Eight employees in direct contact with the work area will have lifetime health checks. As a result of our report this week, the city is launching an internal investigation into the problem. This, after ABIA twice told KXAN “no workers” came forward with concerns about asbestos, and then changed its story, acknowledging two workers did come forward, worried about their health and safety.

After that switch and repeated requests to speak with airport management directly involved in the incident were turned down, KXAN reached out to every council member’s office and Mayor Steve Adler. Usually they speak for themselves because they’re elected officials and answer directly to the public, not the city manager. But here’s why this situation was different.

KXAN obtained a copy of the email where the interim city manager asked the mayor and council member to send media to the official city spokesperson because, “From our understanding, some of the questions being posed to you are legal in nature….”

If someone in the exposure incident at the airport violated the state’s asbestos rules, it could mean a $10,000 fine per day and two years jail time.

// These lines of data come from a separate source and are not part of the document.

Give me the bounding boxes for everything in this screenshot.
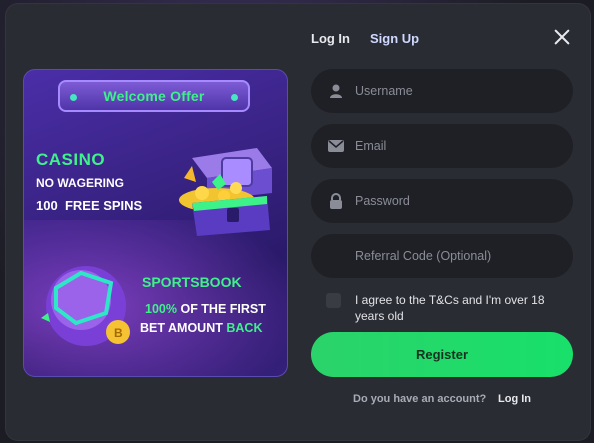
bet-amount-label: BET AMOUNT	[140, 321, 223, 335]
tab-signup[interactable]: Sign Up	[370, 31, 419, 46]
badge-dot-left	[70, 94, 77, 101]
first-deposit-text: 100% OF THE FIRST	[145, 302, 266, 316]
referral-field[interactable]	[311, 234, 573, 278]
referral-input[interactable]	[355, 249, 555, 263]
email-input[interactable]	[355, 139, 555, 153]
footer-login-link[interactable]: Log In	[498, 393, 531, 405]
tab-login[interactable]: Log In	[311, 31, 350, 46]
user-icon	[327, 82, 345, 100]
badge-dot-right	[231, 94, 238, 101]
email-icon	[327, 137, 345, 155]
svg-text:B: B	[114, 326, 123, 340]
free-spins-text: 100 FREE SPINS	[36, 198, 142, 213]
casino-heading: CASINO	[36, 150, 106, 169]
sports-ball-illustration: B	[41, 266, 130, 346]
email-field[interactable]	[311, 124, 573, 168]
lock-icon	[327, 192, 345, 210]
spins-label: FREE SPINS	[64, 198, 143, 213]
close-icon[interactable]	[553, 28, 571, 46]
auth-tabs: Log In Sign Up	[311, 31, 419, 46]
first-pct: 100%	[145, 302, 177, 316]
bet-amount-text: BET AMOUNT BACK	[140, 321, 262, 335]
first-rest: OF THE FIRST	[180, 302, 266, 316]
treasure-chest-illustration	[179, 148, 272, 236]
welcome-offer-title: Welcome Offer	[103, 88, 205, 104]
no-wagering-text: NO WAGERING	[36, 176, 125, 190]
welcome-offer-banner: Welcome Offer CASINO NO WAGERING 100 FRE…	[23, 69, 288, 377]
have-account-text: Do you have an account?	[353, 393, 487, 405]
username-input[interactable]	[355, 84, 555, 98]
password-field[interactable]	[311, 179, 573, 223]
terms-label: I agree to the T&Cs and I'm over 18 year…	[355, 293, 545, 323]
sportsbook-heading: SPORTSBOOK	[142, 274, 242, 290]
username-field[interactable]	[311, 69, 573, 113]
auth-modal: Log In Sign Up Welcome Offer CASINO NO W…	[6, 4, 590, 440]
spins-count: 100	[36, 198, 58, 213]
password-input[interactable]	[355, 194, 555, 208]
register-button[interactable]: Register	[311, 332, 573, 377]
back-label: BACK	[226, 321, 263, 335]
welcome-offer-badge: Welcome Offer	[58, 80, 250, 112]
terms-checkbox[interactable]	[326, 293, 341, 308]
terms-agreement: I agree to the T&Cs and I'm over 18 year…	[326, 292, 570, 324]
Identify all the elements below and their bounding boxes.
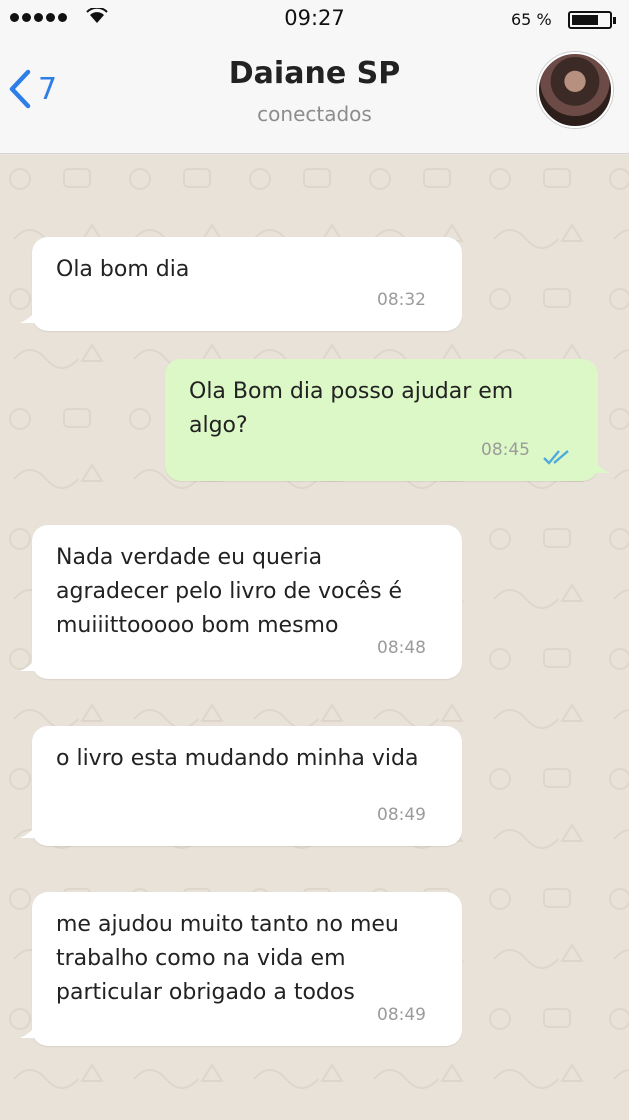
bubble-tail [20,818,40,838]
message-time: 08:48 [377,638,426,658]
battery-icon [568,11,616,29]
message-time: 08:32 [377,290,426,310]
message-text: o livro esta mudando minha vida [56,746,419,771]
bubble-tail [20,651,40,671]
message-text: Nada verdade eu queria agradecer pelo li… [56,545,403,638]
message-bubble-incoming[interactable]: me ajudou muito tanto no meu trabalho co… [20,892,462,1046]
status-bar: 09:27 65 % [0,0,629,38]
message-time: 08:45 [481,440,530,460]
contact-name[interactable]: Daiane SP [0,56,629,91]
bubble-tail [20,303,40,323]
battery-percentage: 65 % [511,10,552,29]
double-check-read-icon [543,450,569,465]
chat-header: 7 Daiane SP conectados [0,38,629,154]
message-text: Ola bom dia [56,257,190,282]
message-text: me ajudou muito tanto no meu trabalho co… [56,912,399,1005]
avatar[interactable] [537,52,613,128]
bubble-tail [590,453,610,473]
message-bubble-incoming[interactable]: Ola bom dia 08:32 [20,237,462,331]
bubble-tail [20,1018,40,1038]
message-time: 08:49 [377,805,426,825]
contact-status: conectados [257,102,372,126]
message-bubble-incoming[interactable]: o livro esta mudando minha vida 08:49 [20,726,462,846]
chat-area[interactable]: Ola bom dia 08:32 Ola Bom dia posso ajud… [0,155,629,1120]
message-bubble-incoming[interactable]: Nada verdade eu queria agradecer pelo li… [20,525,462,679]
message-time: 08:49 [377,1005,426,1025]
message-bubble-outgoing[interactable]: Ola Bom dia posso ajudar em algo? 08:45 [165,359,610,481]
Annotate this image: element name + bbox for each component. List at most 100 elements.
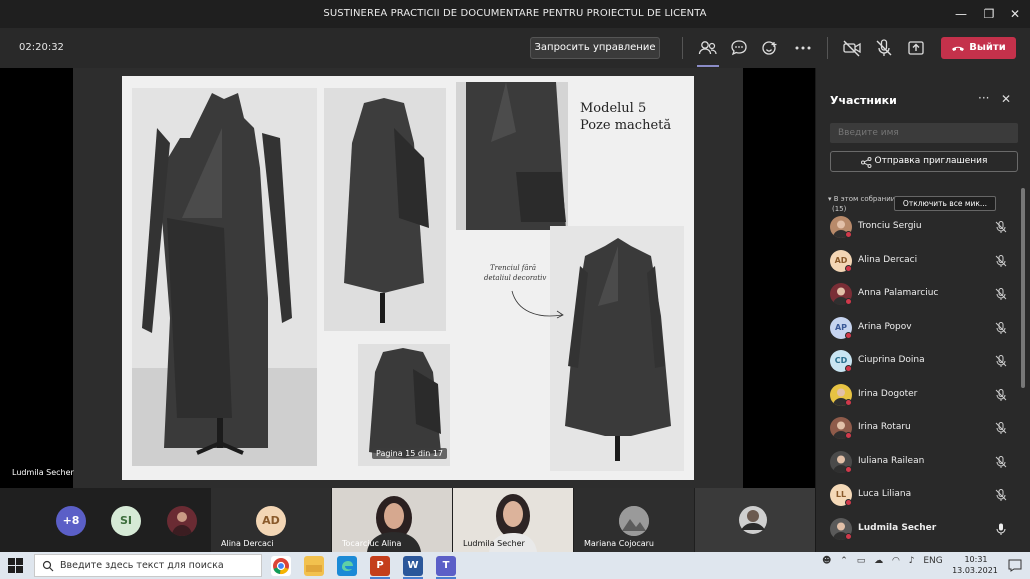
participant-avatar-photo[interactable] bbox=[167, 506, 197, 536]
share-icon[interactable] bbox=[905, 37, 927, 59]
share-link-icon bbox=[861, 157, 872, 168]
clock-date[interactable]: 13.03.2021 bbox=[950, 566, 1000, 575]
participant-tile[interactable]: Mariana Cojocaru bbox=[574, 488, 694, 552]
participant-tile-label: Alina Dercaci bbox=[221, 539, 274, 548]
coat-photo-front bbox=[550, 226, 684, 471]
chevron-up-icon[interactable]: ⌃ bbox=[840, 556, 848, 566]
presence-status-icon bbox=[845, 365, 852, 372]
wifi-icon[interactable]: ◠ bbox=[892, 556, 900, 566]
close-window-button[interactable]: ✕ bbox=[998, 0, 1030, 28]
cloud-icon[interactable]: ☁ bbox=[874, 556, 883, 566]
annotation-arrow bbox=[511, 290, 564, 319]
participant-tile[interactable]: AD Alina Dercaci bbox=[211, 488, 331, 552]
clock-time[interactable]: 10:31 bbox=[958, 555, 994, 564]
taskbar-search-input[interactable]: Введите здесь текст для поиска bbox=[34, 554, 262, 577]
mic-off-icon[interactable] bbox=[994, 388, 1008, 402]
people-tray-icon[interactable]: ☻ bbox=[822, 556, 831, 566]
participant-row[interactable]: CD Ciuprina Doina bbox=[830, 350, 1015, 374]
request-control-button[interactable]: Запросить управление bbox=[530, 37, 660, 59]
participant-name: Luca Liliana bbox=[858, 489, 912, 499]
participant-avatar-si[interactable]: SI bbox=[111, 506, 141, 536]
participant-name: Tronciu Sergiu bbox=[858, 221, 922, 231]
presence-status-icon bbox=[845, 532, 852, 540]
participant-name: Irina Rotaru bbox=[858, 422, 911, 432]
panel-more-icon[interactable]: ··· bbox=[978, 91, 989, 105]
send-invite-button[interactable]: Отправка приглашения bbox=[830, 151, 1018, 172]
participant-row[interactable]: AD Alina Dercaci bbox=[830, 249, 1015, 274]
panel-close-icon[interactable]: ✕ bbox=[1001, 92, 1011, 106]
presence-status-icon bbox=[845, 465, 852, 473]
presence-status-icon bbox=[845, 398, 852, 406]
coat-photo-main bbox=[132, 88, 317, 466]
presence-status-icon bbox=[845, 499, 852, 506]
participant-row[interactable]: Irina Rotaru bbox=[830, 417, 1015, 441]
meeting-timer: 02:20:32 bbox=[19, 42, 64, 53]
participant-row[interactable]: Anna Palamarciuc bbox=[830, 283, 1015, 307]
participant-name: Anna Palamarciuc bbox=[858, 288, 939, 298]
participant-row[interactable]: Tronciu Sergiu bbox=[830, 216, 1015, 240]
chat-icon[interactable] bbox=[728, 37, 750, 59]
panel-title: Участники bbox=[830, 94, 897, 107]
mic-off-icon[interactable] bbox=[994, 354, 1008, 368]
participant-avatar: AD bbox=[256, 506, 286, 536]
participant-name: Ciuprina Doina bbox=[858, 355, 925, 365]
toolbar-divider bbox=[827, 37, 828, 59]
coat-photo-side bbox=[324, 88, 446, 331]
teams-icon[interactable]: T bbox=[436, 556, 456, 576]
participant-row[interactable]: Iuliana Railean bbox=[830, 450, 1015, 475]
battery-icon[interactable]: ▭ bbox=[857, 556, 866, 566]
mic-off-icon[interactable] bbox=[994, 321, 1008, 335]
participant-row[interactable]: Irina Dogoter bbox=[830, 383, 1015, 408]
participant-name: Ludmila Secher bbox=[858, 522, 937, 533]
participants-panel: Участники ··· ✕ Отправка приглашения ▾ В… bbox=[815, 68, 1030, 552]
word-icon[interactable]: W bbox=[403, 556, 423, 576]
participant-name: Alina Dercaci bbox=[858, 254, 918, 265]
mic-icon[interactable] bbox=[994, 522, 1008, 536]
section-label[interactable]: ▾ В этом собрании (15) bbox=[828, 194, 895, 214]
more-participants-badge[interactable]: +8 bbox=[56, 506, 86, 536]
more-icon[interactable] bbox=[792, 37, 814, 59]
participant-row[interactable]: LL Luca Liliana bbox=[830, 484, 1015, 508]
participant-row[interactable]: Ludmila Secher bbox=[830, 517, 1015, 542]
section-label-line1: В этом собрании bbox=[833, 195, 896, 203]
invite-label: Отправка приглашения bbox=[874, 156, 988, 166]
section-count: (15) bbox=[832, 205, 847, 213]
shared-screen: Modelul 5 Poze machetă Trenciul fără det… bbox=[73, 68, 743, 488]
keyboard-language[interactable]: ENG bbox=[923, 556, 942, 566]
active-tab-indicator bbox=[697, 65, 719, 67]
leave-label: Выйти bbox=[969, 42, 1006, 53]
participant-video-tile[interactable]: Tocarciuc Alina bbox=[332, 488, 452, 552]
windows-start-icon[interactable] bbox=[8, 558, 23, 573]
mic-off-icon[interactable] bbox=[873, 37, 895, 59]
camera-off-icon[interactable] bbox=[841, 37, 863, 59]
participant-avatar bbox=[619, 506, 649, 536]
presentation-slide: Modelul 5 Poze machetă Trenciul fără det… bbox=[122, 76, 694, 480]
presence-status-icon bbox=[845, 432, 852, 439]
windows-taskbar: Введите здесь текст для поиска P W T ☻ ⌃… bbox=[0, 552, 1030, 579]
panel-scrollbar[interactable] bbox=[1021, 188, 1025, 388]
participant-row[interactable]: AP Arina Popov bbox=[830, 316, 1015, 341]
people-icon[interactable] bbox=[697, 37, 719, 59]
self-video-tile[interactable] bbox=[695, 488, 815, 552]
leave-button[interactable]: Выйти bbox=[941, 37, 1016, 59]
participant-video-tile[interactable]: Ludmila Secher bbox=[453, 488, 573, 552]
mic-off-icon[interactable] bbox=[994, 287, 1008, 301]
participant-search-input[interactable] bbox=[830, 123, 1018, 143]
slide-note-line2: detaliul decorativ bbox=[484, 274, 547, 282]
mic-off-icon[interactable] bbox=[994, 455, 1008, 469]
search-icon bbox=[42, 560, 54, 572]
powerpoint-icon[interactable]: P bbox=[370, 556, 390, 576]
edge-icon[interactable] bbox=[337, 556, 357, 576]
mic-off-icon[interactable] bbox=[994, 220, 1008, 234]
mic-off-icon[interactable] bbox=[994, 488, 1008, 502]
mic-off-icon[interactable] bbox=[994, 254, 1008, 268]
meeting-toolbar: 02:20:32 Запросить управление Выйти bbox=[0, 28, 1030, 68]
page-indicator: Pagina 15 din 17 bbox=[372, 448, 447, 459]
file-explorer-icon[interactable] bbox=[304, 556, 324, 576]
mute-all-button[interactable]: Отключить все мик... bbox=[894, 196, 996, 211]
mic-off-icon[interactable] bbox=[994, 421, 1008, 435]
chrome-icon[interactable] bbox=[271, 556, 291, 576]
notification-icon[interactable] bbox=[1008, 559, 1022, 572]
reactions-icon[interactable] bbox=[759, 37, 781, 59]
volume-icon[interactable]: ♪ bbox=[909, 556, 915, 566]
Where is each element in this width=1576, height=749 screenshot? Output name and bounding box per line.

On Thursday, Ann Kitchen became the first city council member to respond to our investigation.

‘The city’s priority is people’s safety. I mean, bottom line. That’s it. And so our staff, our city manager, this is a top priority for her. To find out what happened, to make sure that workers are safe, and to make sure that it doesn’t happen again,” Kitchen said. “I’m confident that our city manager’s office and our staff will get to the bottom of this. And of course I’ve asked them to report to us, as have other council members.”

KXAN also reached out to the Austin Airport Advisory Commission for a response.

Our investigation began when a whistle-blower who worked at the maintenance facility, separate from the airport terminal, reached out, feeling as if management ignored concerns about asbestos. The city says it would never intentionally put workers at risk. It also admits, when workers came forward, management referred to a building survey more than a decade old that showed no asbestos in the work area.

Experts tell us old reports often miss this potentially dangerous material and a new survey should be done at the beginning of any construction project.

Keep in mind, tests showed no asbestos in the air. When asbestos is breathed in over long periods, it can cause health problems. That said, the test was done six months after construction began, during which time workers were exposed to the material.